Bugünkü arokarya ağacının akrabası olan bulunmuş fosiller 50 milyon yaşındadır. Dolayısıyla Dünya`nın en eski ağaç familyalarından birinin bir üyesidir. Şili arokaryası Avrupa`da, biyolog ve tıp adamı Archibal Menzies sayesinde ilk kez 1795 yılında tanındı. Halk arasında daha çokça bilinen ismi, ingilizce bir tabir olan ``Monkey puzzle tree``dir (Türkçeye ``Maymun çıkmazı ağacı`` diye girer). Bu isim, 1800 yıllarında bir ingilizin "Bu ağaç, çıkmaya çalışan maymun için bulmaca gibi karışık" yorumundan kaynaklanmış olup alternatif olarak bölgenin yerlileri(Mapuche), kendi dillerinde ``Pehuen`` ismini kabul etmişlerdir.
Görünüm
Şili arokaryaları, yumurta şeklinden tutun da koni şekline kadar çeşitli formlarda taç oluştururlar. Bütün kolları gevşektir. Yaklaşık 100 yıl sonra aşağıdaki dallarını atar ve gövde alttan görülür vaziyete gelir. Yaşlı ağaçların sadece en üst kısmında dalları kalır. Bu durumda gövde düz ve silindir formundadır. Gövdenin bu düzgünlüğü ve uzunluğu yüzünden kereste olarak faydalanmak amacıyla kesilirler. Bu kesimler artık Şili`de tehtit boyutlarındadır. Günümüzde ender bir ağaçtürü olarak kırmızı listedeki arokaryanın uluslararası ticareti yasaktır.Koyu gri kabuğu ağacı lavlardan ve volkanik patlamaların getirdiği zararlardan korur. Ayrıca ağaç çok sayıda, derinlere inen kökler oluşturur.

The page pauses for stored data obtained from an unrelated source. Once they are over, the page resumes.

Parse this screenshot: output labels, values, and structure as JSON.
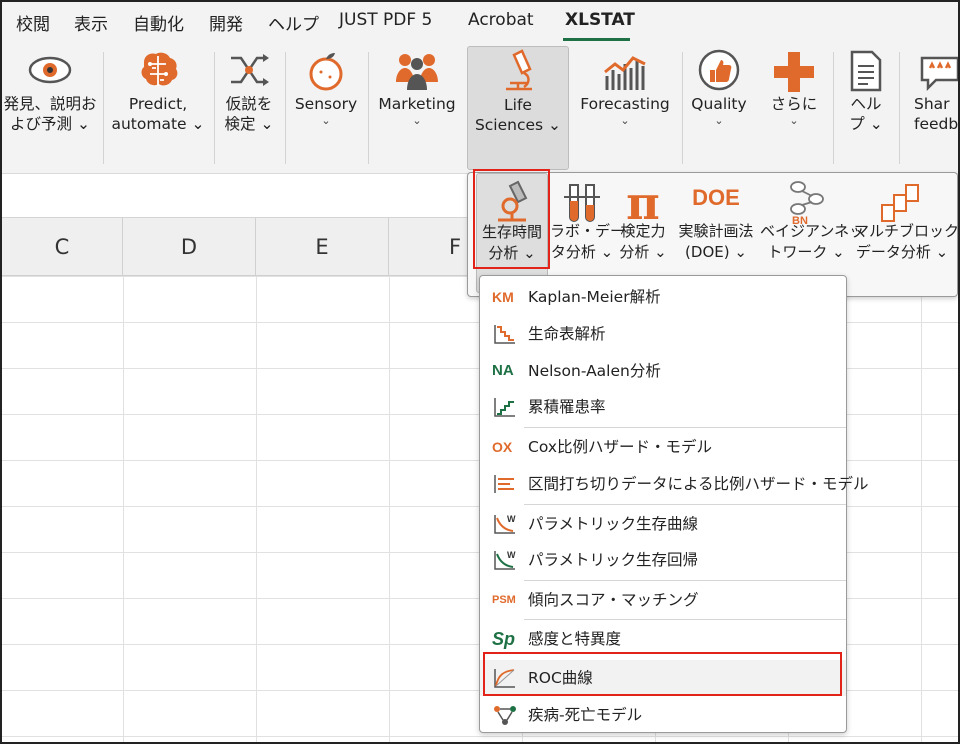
{
  "menu_tabs": [
    "校閲",
    "表示",
    "自動化",
    "開発",
    "ヘルプ",
    "JUST PDF 5",
    "Acrobat",
    "XLSTAT"
  ],
  "active_tab": "XLSTAT",
  "accent": "#1e7145",
  "icon_orange": "#e06a2c",
  "highlight": "#e2231a",
  "ribbon": {
    "describe": {
      "line1": "発見、説明お",
      "line2": "よび予測"
    },
    "predict": {
      "line1": "Predict,",
      "line2": "automate"
    },
    "test": {
      "line1": "仮説を",
      "line2": "検定"
    },
    "sensory": {
      "line1": "Sensory"
    },
    "marketing": {
      "line1": "Marketing"
    },
    "life": {
      "line1": "Life",
      "line2": "Sciences"
    },
    "forecasting": {
      "line1": "Forecasting"
    },
    "quality": {
      "line1": "Quality"
    },
    "more": {
      "line1": "さらに"
    },
    "help": {
      "line1": "ヘル",
      "line2": "プ"
    },
    "share": {
      "line1": "Shar",
      "line2": "feedba"
    }
  },
  "columns": [
    "C",
    "D",
    "E",
    "F"
  ],
  "subribbon": {
    "survival": {
      "line1": "生存時間",
      "line2": "分析"
    },
    "lab": {
      "line1": "ラボ・デー",
      "line2": "タ分析"
    },
    "power": {
      "line1": "検定力",
      "line2": "分析"
    },
    "doe": {
      "line1": "実験計画法",
      "line2": "(DOE)",
      "icon_text": "DOE"
    },
    "bn": {
      "line1": "ベイジアンネッ",
      "line2": "トワーク",
      "icon_text": "BN"
    },
    "multiblock": {
      "line1": "マルチブロック・",
      "line2": "データ分析"
    }
  },
  "menu": {
    "km": {
      "label": "Kaplan-Meier解析",
      "icon_text": "KM"
    },
    "lifetable": {
      "label": "生命表解析"
    },
    "na": {
      "label": "Nelson-Aalen分析",
      "icon_text": "NA"
    },
    "cumulative": {
      "label": "累積罹患率"
    },
    "cox": {
      "label": "Cox比例ハザード・モデル",
      "icon_text": "OX"
    },
    "interval": {
      "label": "区間打ち切りデータによる比例ハザード・モデル"
    },
    "param_survival": {
      "label": "パラメトリック生存曲線"
    },
    "param_reg": {
      "label": "パラメトリック生存回帰"
    },
    "psm": {
      "label": "傾向スコア・マッチング",
      "icon_text": "PSM"
    },
    "sens": {
      "label": "感度と特異度",
      "icon_text": "Sp"
    },
    "roc": {
      "label": "ROC曲線"
    },
    "illness": {
      "label": "疾病-死亡モデル"
    }
  }
}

Arokarya, çok fazla sert ve pul görünümlü yapraklarla bezelidir. yapraklar 3-4 cm uzunlukta ve genişlikte üçgen şeklindedir. Keskindirler ve uç noktalarında sivri kahverengi dikenle sona ererler. Yaprak kenarları sarıya çalar. Yapraklar dallarda spiral oluşturur şekilde dağılırlar.
Şili arokaryası çok yavaş büyür. Yıllık büyüme ender olarak 30 cm den fazla olur. Çok ileri yaşlara kadar yaşalar; Öyle ki zamanında 1300 hatta 2000 yıllık örneklere bile rastlanmıştır. Ancak kereste olarak genelde 500 yıllık yaşlı ağaçlar kullanılmıştır.